South Korea’s Joint Chiefs of Staff said Friday that the military briefly resumed loudspeaker broadcasts in areas close to the North Korean border in response to Pyongyang’s latest launch of trash-filled balloons. Tensions are on the rise at the DMZ, seen here near Paju in 2021. File Photo by Thomas Maresca/UPI | License Photo
South Korea blasted loudspeakers near border areas with North Korea in response to Pyongyang’s latest launch of trash-carrying balloons, Seoul’s Joint Chiefs of Staff said Friday.
“As our military has issued several stern warnings against North Korea’s continued distribution of waste balloons, we have conducted loudspeaker broadcasts against North Korea in areas where waste balloons have been released,” the JCS said in a statement sent to reporters. The anti-Pyongyang broadcasts took place over several hours from Thursday evening into early Friday. Advertisement
The South Korean military detected around 200 balloons sent by the North overnight Thursday, with some 40 balloons landing in northern Gyeonggi Province. Most were carrying paper and contained no safety hazards, the JCS said.
“Our military’s future response will depend entirely on North Korea’s actions,” the JCS added.
The contents of the latest broadcasts were undisclosed, but previous sessions have included K-pop music and South Korean news reports.

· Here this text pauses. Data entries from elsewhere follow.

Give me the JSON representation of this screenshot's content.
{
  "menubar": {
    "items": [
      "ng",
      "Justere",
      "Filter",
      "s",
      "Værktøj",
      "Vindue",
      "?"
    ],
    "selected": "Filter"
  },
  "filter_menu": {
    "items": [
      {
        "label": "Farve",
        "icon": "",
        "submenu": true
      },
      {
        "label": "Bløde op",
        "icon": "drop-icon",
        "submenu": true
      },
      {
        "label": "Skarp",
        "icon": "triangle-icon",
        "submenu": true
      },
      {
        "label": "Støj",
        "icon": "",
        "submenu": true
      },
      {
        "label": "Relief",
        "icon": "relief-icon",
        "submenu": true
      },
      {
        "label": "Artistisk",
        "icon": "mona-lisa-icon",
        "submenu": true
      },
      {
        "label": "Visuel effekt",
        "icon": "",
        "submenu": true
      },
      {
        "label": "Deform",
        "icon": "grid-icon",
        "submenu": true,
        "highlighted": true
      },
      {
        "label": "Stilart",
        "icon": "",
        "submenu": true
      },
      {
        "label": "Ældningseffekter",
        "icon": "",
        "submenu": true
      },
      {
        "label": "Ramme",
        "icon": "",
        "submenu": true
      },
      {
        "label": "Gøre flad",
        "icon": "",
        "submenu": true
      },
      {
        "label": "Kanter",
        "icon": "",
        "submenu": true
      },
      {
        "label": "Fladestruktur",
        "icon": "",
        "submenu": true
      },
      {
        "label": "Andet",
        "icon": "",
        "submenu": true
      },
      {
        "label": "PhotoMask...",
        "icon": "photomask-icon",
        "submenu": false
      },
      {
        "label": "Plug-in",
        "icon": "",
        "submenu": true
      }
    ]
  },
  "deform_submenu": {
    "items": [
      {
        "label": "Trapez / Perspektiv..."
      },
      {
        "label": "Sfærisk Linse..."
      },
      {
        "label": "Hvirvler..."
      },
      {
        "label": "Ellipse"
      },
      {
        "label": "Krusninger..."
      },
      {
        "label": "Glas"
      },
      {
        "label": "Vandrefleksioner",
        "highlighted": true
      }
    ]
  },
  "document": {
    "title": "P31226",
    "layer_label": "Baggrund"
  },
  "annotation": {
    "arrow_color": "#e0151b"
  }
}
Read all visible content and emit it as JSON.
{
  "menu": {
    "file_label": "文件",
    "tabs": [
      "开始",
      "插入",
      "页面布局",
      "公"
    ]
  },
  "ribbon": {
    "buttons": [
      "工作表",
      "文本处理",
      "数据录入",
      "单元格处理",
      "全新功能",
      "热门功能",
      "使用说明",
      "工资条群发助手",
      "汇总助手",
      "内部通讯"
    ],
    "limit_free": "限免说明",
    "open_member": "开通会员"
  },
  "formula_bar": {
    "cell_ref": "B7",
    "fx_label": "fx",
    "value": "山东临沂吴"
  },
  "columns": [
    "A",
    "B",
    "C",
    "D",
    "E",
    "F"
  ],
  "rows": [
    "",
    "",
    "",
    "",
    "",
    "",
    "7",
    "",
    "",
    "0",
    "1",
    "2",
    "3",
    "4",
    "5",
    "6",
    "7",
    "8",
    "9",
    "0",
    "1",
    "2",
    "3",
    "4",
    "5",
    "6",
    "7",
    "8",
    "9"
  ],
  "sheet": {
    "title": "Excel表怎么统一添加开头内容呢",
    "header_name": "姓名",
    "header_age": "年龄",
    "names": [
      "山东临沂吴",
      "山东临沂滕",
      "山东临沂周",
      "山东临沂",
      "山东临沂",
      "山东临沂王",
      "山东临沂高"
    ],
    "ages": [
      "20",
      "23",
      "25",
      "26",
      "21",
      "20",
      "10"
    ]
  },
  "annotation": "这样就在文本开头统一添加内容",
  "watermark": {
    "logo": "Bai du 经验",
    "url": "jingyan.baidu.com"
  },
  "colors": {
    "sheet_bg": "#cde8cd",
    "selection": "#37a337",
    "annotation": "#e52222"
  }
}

Over the past several weeks, Pyongyang has sent more than 2,000 balloons carrying trash, manure and discarded clothes into the South. South Korean officials said that parasites such as roundworms and threadworms, believed to have originated in human excrement, were detected in the balloons’ payloads. Advertisement
Seoul briefly resumed propaganda broadcasts at the DMZ last month in response to the launches, as back-and-forth provocations have raised tensions across the inter-Korean border.
The North claims it is responding in kind to the longstanding practice of defector groups floating balloons with anti-Pyongyang leaflets and USB drives containing South Korean media over the border.
North Korea has reacted with fury in the past to the balloons. In June 2020, Pyongyang severed all communications with Seoul and blew up an inter-Korean liaison office over what it called South Korea’s failure to rein in the defectors.
Earlier this week, Kim Yo Jong, the sister of North Korean leader Kim Jong Un, threatened “gruesome” consequences if the launches did not end.
Seoul’s military on Wednesday said that North Korea has been ramping up activity in frontline areas of the DMZ in recent months, with soldiers clearing land, erecting barriers and planting tens of thousands of landmines. Defense officials warned of the possibility of mines being swept into the South due to heavy rainfalls or dam releases by the North.